Proarei o unguento da costa de tuas pálpebras,
Para ver se ele pode conceder ao coração, ao teu sopro,
Desta insensibilidade das pedras e do azul.
O Palhaço Castigado
Olhos, lagos da minha simples paixão por renascer
Além do ator que gesticula com a mão
Qual caneta, e evoca a fuligem fétida das lâmpadas,
Aqui está uma janela nas paredes de tecido que rasguei.
Com pernas e braços, um nadador límpido e traiçoeiro
Com saltos intermináveis, renegando a doença
Hamlet! É se eu abrisse a construir nos imos do oceano
Mil túmulos: para desaparecer ainda virgem ali.

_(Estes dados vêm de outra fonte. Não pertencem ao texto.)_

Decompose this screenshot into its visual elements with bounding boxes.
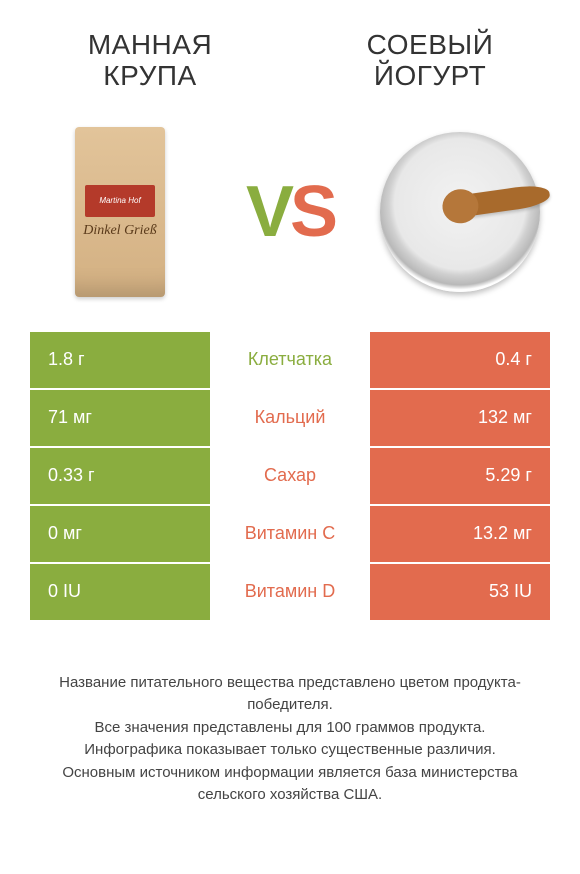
right-product-image bbox=[370, 122, 550, 302]
table-row: 0 мг Витамин C 13.2 мг bbox=[30, 506, 550, 562]
cell-label: Витамин D bbox=[210, 564, 370, 620]
cell-right-value: 5.29 г bbox=[370, 448, 550, 504]
image-row: Martina Hof Dinkel Grieß VS bbox=[0, 102, 580, 332]
header: МАННАЯ КРУПА СОЕВЫЙ ЙОГУРТ bbox=[0, 0, 580, 102]
cell-left-value: 1.8 г bbox=[30, 332, 210, 388]
footer-line: Основным источником информации является … bbox=[30, 762, 550, 807]
cell-label: Клетчатка bbox=[210, 332, 370, 388]
table-row: 0.33 г Сахар 5.29 г bbox=[30, 448, 550, 504]
cell-left-value: 0 IU bbox=[30, 564, 210, 620]
package-name: Dinkel Grieß bbox=[83, 223, 156, 238]
left-product-title: МАННАЯ КРУПА bbox=[50, 30, 250, 92]
package-icon: Martina Hof Dinkel Grieß bbox=[75, 127, 165, 297]
table-row: 71 мг Кальций 132 мг bbox=[30, 390, 550, 446]
cell-right-value: 132 мг bbox=[370, 390, 550, 446]
cell-right-value: 13.2 мг bbox=[370, 506, 550, 562]
footer-line: Все значения представлены для 100 граммо… bbox=[30, 717, 550, 740]
table-row: 0 IU Витамин D 53 IU bbox=[30, 564, 550, 620]
footer-line: Название питательного вещества представл… bbox=[30, 672, 550, 717]
vs-letter-s: S bbox=[290, 172, 334, 252]
footer-line: Инфографика показывает только существенн… bbox=[30, 739, 550, 762]
cell-left-value: 0 мг bbox=[30, 506, 210, 562]
package-brand: Martina Hof bbox=[85, 185, 155, 217]
cell-left-value: 71 мг bbox=[30, 390, 210, 446]
vs-letter-v: V bbox=[246, 172, 290, 252]
comparison-table: 1.8 г Клетчатка 0.4 г 71 мг Кальций 132 … bbox=[0, 332, 580, 620]
cell-label: Кальций bbox=[210, 390, 370, 446]
footer-note: Название питательного вещества представл… bbox=[0, 622, 580, 807]
cell-right-value: 0.4 г bbox=[370, 332, 550, 388]
cell-label: Витамин C bbox=[210, 506, 370, 562]
cell-right-value: 53 IU bbox=[370, 564, 550, 620]
cell-left-value: 0.33 г bbox=[30, 448, 210, 504]
table-row: 1.8 г Клетчатка 0.4 г bbox=[30, 332, 550, 388]
right-product-title: СОЕВЫЙ ЙОГУРТ bbox=[330, 30, 530, 92]
bowl-icon bbox=[375, 127, 545, 297]
left-product-image: Martina Hof Dinkel Grieß bbox=[30, 122, 210, 302]
vs-badge: VS bbox=[246, 176, 334, 248]
cell-label: Сахар bbox=[210, 448, 370, 504]
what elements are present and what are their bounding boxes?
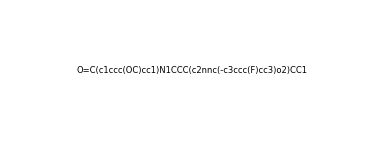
Text: O=C(c1ccc(OC)cc1)N1CCC(c2nnc(-c3ccc(F)cc3)o2)CC1: O=C(c1ccc(OC)cc1)N1CCC(c2nnc(-c3ccc(F)cc… <box>76 66 308 76</box>
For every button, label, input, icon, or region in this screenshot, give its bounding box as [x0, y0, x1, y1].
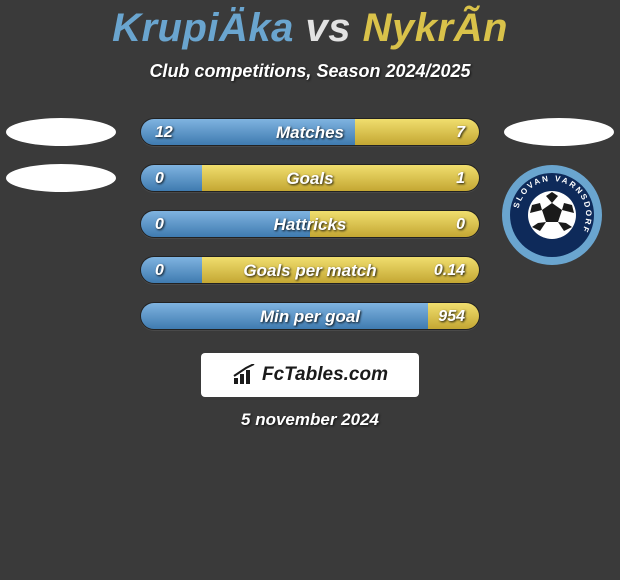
club-crest-right: SLOVAN VARNSDORF: [502, 165, 602, 265]
stat-label: Matches: [141, 119, 479, 146]
player1-name: KrupiÄka: [112, 6, 294, 50]
stat-label: Hattricks: [141, 211, 479, 238]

Ouro alegre de um címbalo batido com os punhos,
O sol de repente atinge a nudez pura
Que respirou para fora da minha frieza de nácar,
Noite rançosa da pele, quando passou por mim,
Sem saber, ingrato, que era isso, essa maquiagem,
Toda a minha unção, afogada na perfídia da água gelada.
O presente do poema
Eu trago-lhe a criança de uma noite idumeia!
Negra, com asas pálidas, nuas e sangrando, Luz
Através do vidro, polido com ouro e especiarias,
Através dos painéis, ainda sombrios, infeliz, e frios como gelo,
Lançou-se, ao alvorecer, contra a lâmpada angelical.
Folhas de palmeira! E quando mostrou esta relíquia, úmida,
Àquele pai que tentava um sorriso hostil,
A solidão estremeceu, azul, estéril.
Ó canção, de ninar, com tua filha e a inocência
De teus pés frios, saúda um novo ser terrível:
Uma voz onde cravo e violas permanecem,
Pressionará aquele peito, com seu dedo murcho,
De onde a Mulher flui em brancura sibilina para
Aqueles lábios famintos pela azul virgem do ar?